Chefs-d'oeuvre sous la loupe


Jan Massys et la célébration du corps féminin

Publié par Patricia Schepers sur 27 Août 2023, 14:26pm

Jan Massys (c. 1510-1575) n’est autre que le fils de Quentin Metsys (1466-1530), un des représentants les plus fameux de la génération de peintres qui suit celle des Primitifs flamands. Formé dans l’atelier de son père en même temps que son frère Cornelis, il est admis à la guilde de Saint-Luc d’Anvers en 1531. Il quitte la ville la même année pour n’y revenir qu’en 1536. Impossible de retracer son parcours mais le voyage en Italie fait partie des incontournables pour un peintre de la Renaissance ; du reste, son père n’y a pas dérogé durant la première décennie du 16e siècle (Venise et Milan, où il s’intéresse surtout à l’art de Léonard de Vinci).

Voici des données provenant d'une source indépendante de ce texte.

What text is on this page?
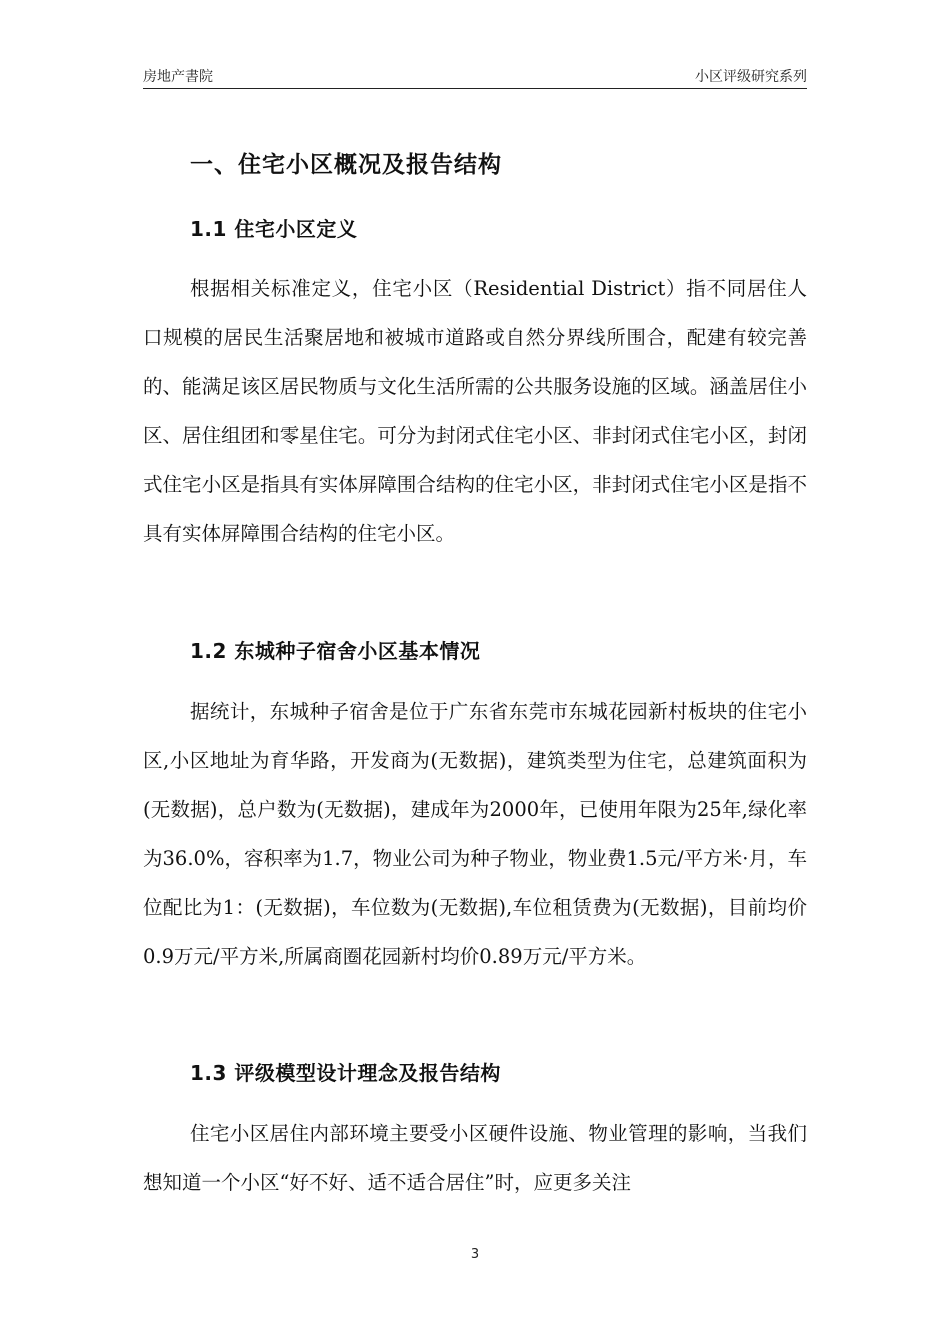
房地产書院	小区评级研究系列
一、住宅小区概况及报告结构
1.1 住宅小区定义

根据相关标准定义，住宅小区（Residential District）指不同居住人口规模的居民生活聚居地和被城市道路或自然分界线所围合，配建有较完善的、能满足该区居民物质与文化生活所需的公共服务设施的区域。涵盖居住小区、居住组团和零星住宅。可分为封闭式住宅小区、非封闭式住宅小区，封闭式住宅小区是指具有实体屏障围合结构的住宅小区，非封闭式住宅小区是指不具有实体屏障围合结构的住宅小区。

1.2 东城种子宿舍小区基本情况

据统计，东城种子宿舍是位于广东省东莞市东城花园新村板块的住宅小区,小区地址为育华路，开发商为(无数据)，建筑类型为住宅，总建筑面积为(无数据)，总户数为(无数据)，建成年为2000年，已使用年限为25年,绿化率为36.0%，容积率为1.7，物业公司为种子物业，物业费1.5元/平方米·月，车位配比为1：(无数据)，车位数为(无数据),车位租赁费为(无数据)，目前均价0.9万元/平方米,所属商圈花园新村均价0.89万元/平方米。

1.3 评级模型设计理念及报告结构

住宅小区居住内部环境主要受小区硬件设施、物业管理的影响，当我们想知道一个小区“好不好、适不适合居住”时，应更多关注

3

En 1538, il épouse Anna van Tuylt qui lui donnera trois enfants. En raison de ses liens avec les Loïstes, une secte libertine, il est banni d’Anvers en 1544. Deux œuvres portant une signature et la date de 1552 attestent qu’il est actif à Gênes. Certaines de ses œuvres à la féminité omniprésente semblent montrer l’influence de l’Ecole de Fontainebleau – art de cour gracieux, charmant, maniériste. Le maniérisme italien s’exporte en France vers le milieu du 16e siècle sous l’impulsion d’artistes tels que Benvenuto Cellini, Rosso Fiorentino, Le Primatice et Niccolò dell'Abbate qui viennent travailler à la cour de François 1er. En peinture, les maniéristes français reprennent aux Italiens l’élongation des corps, la géométrisation, la structure linéaire d’enroulement, les audacieux rapprochements de coloris (couleurs très travaillées), l’originalité des sujets (surprenants, provocateurs) mais se singularisent par l’inattendu de certaines représentations : allégories froides, personnages féminins à la toilette (torse dénudé), sujets bibliques ou antiques adaptés au sens nordique de la Weltlandschaft (littéralement « paysage-monde »)[1]. Après une première tentative de retour infructueuse en 1551, Jan Massys obtient enfin l’autorisation de revenir à Anvers en 1554. Avant la fin de 1555, il est de retour auprès de sa famille et reçoit dans la foulée diverses commandes émanant du conseil municipal. Les travaux qui en découlent disparaîtront cependant lors de la furie iconoclaste.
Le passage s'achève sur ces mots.